Le fondement de la relation thérapeutique est la confiance. En utilisant les confidences de son patient et les renseignements appris au cours de la relation thérapeutique à des fins d'évaluation pour le compte d'un tiers, le médecin trahit cette confiance(3).
5- Le médecin expert judiciaire désigné par le tribunal obtient les pièces que les parties déposent. Si la partie demanderesse a la charge de prouver son dommage, elle garde la libre appréciation des pièces qu'elle dépose à cette fin.
La personne dont l'état de santé fait l'objet de l'expertise peut donner son accord à l'expert pour que celui-ci recueille auprès de tiers nominativement désignés (médecins ou non) les données objectives médicales en relation directe avec le but précis de l'expertise.
L'accord écrit du patient et l'ordonnance du juge qui précise la mission de l'expert doivent être adressés au tiers sollicité pour transmettre des pièces(4).
Si le dossier médical est saisi, l'autorité requérante peut, si elle le juge utile, confier son analyse à un médecin expert judiciaire ou à un médecin chargé d'une mission spécifique d'expertise(5). L'accord de la personne concernée n'est pas requis dans ce cas.
6- L'actualité fait, à nouveau, état de consultations illégales de dossiers médicaux électroniques par des médecins.
Le Conseil national rappelle les articles 43 et 44 du Code de déontologie médicale 2018 et leur commentaire.
La consultation par un médecin des données à caractère personnel relatives à la santé contenues dans un dossier médical requiert l'autorisation du patient ou de la loi. À défaut, il y a violation de la vie privée du patient.
En outre, le Code pénal réprime l'accès à un système informatique par celui qui sait qu'il n'y est pas autorisé (article 550bis du Code pénal).
Le réseau électronique réservé aux praticiens ayant une relation thérapeutique ne peut pas être utilisé par le médecin qui n'a pas une telle relation avec un patient pour accéder à ses données de santé(6).
Toutes les mesures préventives et de contrôle doivent être prises par les responsables des institutions hospitalières et les gestionnaires des réseaux d'accès électroniques pour protéger les données à caractère personnel contre leur accès et tout autre traitement non autorisés.
La généralisation de la possibilité pour le patient de voir qui a consulté son dossier est une mesure positive notamment en ce qu'elle participe à cet objectif.
L'Ordre des médecins est à la disposition de ses membres pour répondre à leurs questions concernant les bonnes pratiques en la matière et au service de la collectivité pour réprimer les fautes disciplinaires qui seraient commises.
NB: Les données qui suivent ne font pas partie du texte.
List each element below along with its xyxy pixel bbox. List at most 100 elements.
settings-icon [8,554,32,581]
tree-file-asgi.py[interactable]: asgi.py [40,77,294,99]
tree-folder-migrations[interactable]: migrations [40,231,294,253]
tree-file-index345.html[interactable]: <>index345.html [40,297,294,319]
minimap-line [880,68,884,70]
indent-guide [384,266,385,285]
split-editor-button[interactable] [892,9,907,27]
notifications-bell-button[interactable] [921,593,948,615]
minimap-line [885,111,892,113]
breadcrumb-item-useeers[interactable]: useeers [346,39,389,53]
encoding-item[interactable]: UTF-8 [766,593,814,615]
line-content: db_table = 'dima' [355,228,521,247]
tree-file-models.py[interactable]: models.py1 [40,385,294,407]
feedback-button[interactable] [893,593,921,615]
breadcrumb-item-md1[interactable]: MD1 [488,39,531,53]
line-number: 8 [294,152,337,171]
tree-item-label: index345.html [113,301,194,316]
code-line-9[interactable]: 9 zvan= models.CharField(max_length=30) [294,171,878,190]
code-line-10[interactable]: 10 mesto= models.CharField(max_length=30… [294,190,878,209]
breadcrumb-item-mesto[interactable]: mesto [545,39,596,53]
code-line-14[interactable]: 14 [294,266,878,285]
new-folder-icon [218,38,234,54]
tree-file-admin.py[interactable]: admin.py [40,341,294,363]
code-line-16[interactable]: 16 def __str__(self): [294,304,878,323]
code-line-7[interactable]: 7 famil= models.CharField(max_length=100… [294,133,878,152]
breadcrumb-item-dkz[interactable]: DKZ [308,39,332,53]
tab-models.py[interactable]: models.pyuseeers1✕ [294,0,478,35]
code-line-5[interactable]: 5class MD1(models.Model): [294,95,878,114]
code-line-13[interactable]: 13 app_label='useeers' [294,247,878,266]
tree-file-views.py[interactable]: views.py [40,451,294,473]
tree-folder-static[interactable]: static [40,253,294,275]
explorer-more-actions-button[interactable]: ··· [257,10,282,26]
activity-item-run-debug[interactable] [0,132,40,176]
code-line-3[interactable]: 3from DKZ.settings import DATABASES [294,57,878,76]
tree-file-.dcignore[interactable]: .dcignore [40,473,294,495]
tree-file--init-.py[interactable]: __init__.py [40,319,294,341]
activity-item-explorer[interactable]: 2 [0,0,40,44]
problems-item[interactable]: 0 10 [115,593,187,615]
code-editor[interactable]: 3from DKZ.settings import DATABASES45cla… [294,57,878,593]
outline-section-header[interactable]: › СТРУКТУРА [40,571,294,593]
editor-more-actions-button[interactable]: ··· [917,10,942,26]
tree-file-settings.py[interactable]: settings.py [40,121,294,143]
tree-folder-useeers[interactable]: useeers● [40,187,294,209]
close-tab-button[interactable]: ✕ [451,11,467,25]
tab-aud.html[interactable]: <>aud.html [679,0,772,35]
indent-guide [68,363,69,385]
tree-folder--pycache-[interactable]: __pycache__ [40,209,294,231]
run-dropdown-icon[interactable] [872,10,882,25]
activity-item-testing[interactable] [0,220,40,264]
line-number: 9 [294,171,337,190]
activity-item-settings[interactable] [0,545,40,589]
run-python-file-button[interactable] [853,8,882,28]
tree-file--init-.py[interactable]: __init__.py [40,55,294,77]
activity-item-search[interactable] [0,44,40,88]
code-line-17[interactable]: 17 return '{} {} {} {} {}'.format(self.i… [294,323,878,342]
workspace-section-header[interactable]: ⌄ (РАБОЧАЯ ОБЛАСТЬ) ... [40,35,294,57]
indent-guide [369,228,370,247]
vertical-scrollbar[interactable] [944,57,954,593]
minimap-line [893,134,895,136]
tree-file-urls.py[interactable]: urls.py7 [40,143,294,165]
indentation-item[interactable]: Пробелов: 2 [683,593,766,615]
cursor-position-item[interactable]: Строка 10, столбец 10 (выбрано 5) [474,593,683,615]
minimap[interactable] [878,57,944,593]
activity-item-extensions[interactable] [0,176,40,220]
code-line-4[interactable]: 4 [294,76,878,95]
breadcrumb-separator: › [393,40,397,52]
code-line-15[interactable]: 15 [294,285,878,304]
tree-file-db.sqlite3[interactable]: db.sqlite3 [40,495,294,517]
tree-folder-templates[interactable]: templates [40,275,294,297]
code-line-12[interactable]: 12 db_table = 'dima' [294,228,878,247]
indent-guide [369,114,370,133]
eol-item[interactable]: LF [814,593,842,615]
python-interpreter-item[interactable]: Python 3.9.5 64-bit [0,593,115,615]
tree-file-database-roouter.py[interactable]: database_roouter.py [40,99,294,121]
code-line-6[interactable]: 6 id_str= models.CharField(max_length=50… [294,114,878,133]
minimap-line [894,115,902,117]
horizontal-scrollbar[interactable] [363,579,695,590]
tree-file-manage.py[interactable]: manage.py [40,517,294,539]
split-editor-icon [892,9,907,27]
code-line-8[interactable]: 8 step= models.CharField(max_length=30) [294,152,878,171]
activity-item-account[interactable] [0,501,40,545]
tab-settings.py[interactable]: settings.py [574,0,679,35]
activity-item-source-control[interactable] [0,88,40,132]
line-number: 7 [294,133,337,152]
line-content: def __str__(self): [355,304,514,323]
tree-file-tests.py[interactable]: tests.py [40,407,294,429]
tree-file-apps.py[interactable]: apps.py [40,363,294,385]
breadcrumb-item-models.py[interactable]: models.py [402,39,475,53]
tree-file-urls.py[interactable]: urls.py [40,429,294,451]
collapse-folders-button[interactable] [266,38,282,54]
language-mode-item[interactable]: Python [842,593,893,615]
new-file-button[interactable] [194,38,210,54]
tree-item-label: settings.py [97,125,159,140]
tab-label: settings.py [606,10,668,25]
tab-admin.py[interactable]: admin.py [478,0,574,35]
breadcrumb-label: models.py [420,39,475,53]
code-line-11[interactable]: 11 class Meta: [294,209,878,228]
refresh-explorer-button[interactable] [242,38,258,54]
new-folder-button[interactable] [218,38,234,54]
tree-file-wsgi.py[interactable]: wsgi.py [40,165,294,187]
(1) - médecin-contrôleur : médecin qui exerce la médecine de contrôle entendue comme l'activité médicale exercée par un médecin pour le compte d'un employeur en vue de contrôler l'impossibilité pour un travailleur de fournir son travail par suite de maladie ou d'accident (art. 2 de la loi du 13 juin 1999 relative à la médecine de contrôle) ;
- médecin-arbitre : médecin qui intervient comme arbitre dans la procédure d'arbitrage prévue à l'article 31 de la loi du 3 juillet 1978 relative aux contrats de travail ;
- médecin-conseil d'organisme assureur : médecin dont les missions sont (art. 153 et 164 de la loi relative à l'assurance obligatoire soins de santé et indemnités, coordonnée le 14 juillet 1994) et (arrêté royal n° 35 du 20 juillet 1967 portant le statut et le barème des médecins-conseil chargés d'assurer auprès des organismes assureur le contrôle médical de l'incapacité primaire et des prestations de santé en vertu de la loi relative à l'assurance obligatoire soins de santé et indemnités, coordonnée le 14 juillet 1994) :
a. de conseiller, d'informer et de guider les assurés sociaux afin de garantir que les soins et les traitements les plus adéquats, leur sont dispensés au meilleur coût, en tenant compte des ressources globales de l'assurance soins de santé et indemnités ;
b. d'informer les dispensateurs de soins afin de les éclairer sur l'application correcte de la réglementation relative à l'assurance soins de santé, en veillant à l'utilisation optimale des ressources de cette assurance ;
c. de contrôler l'incapacité de travail ;
d. de contrôler les prestations de santé.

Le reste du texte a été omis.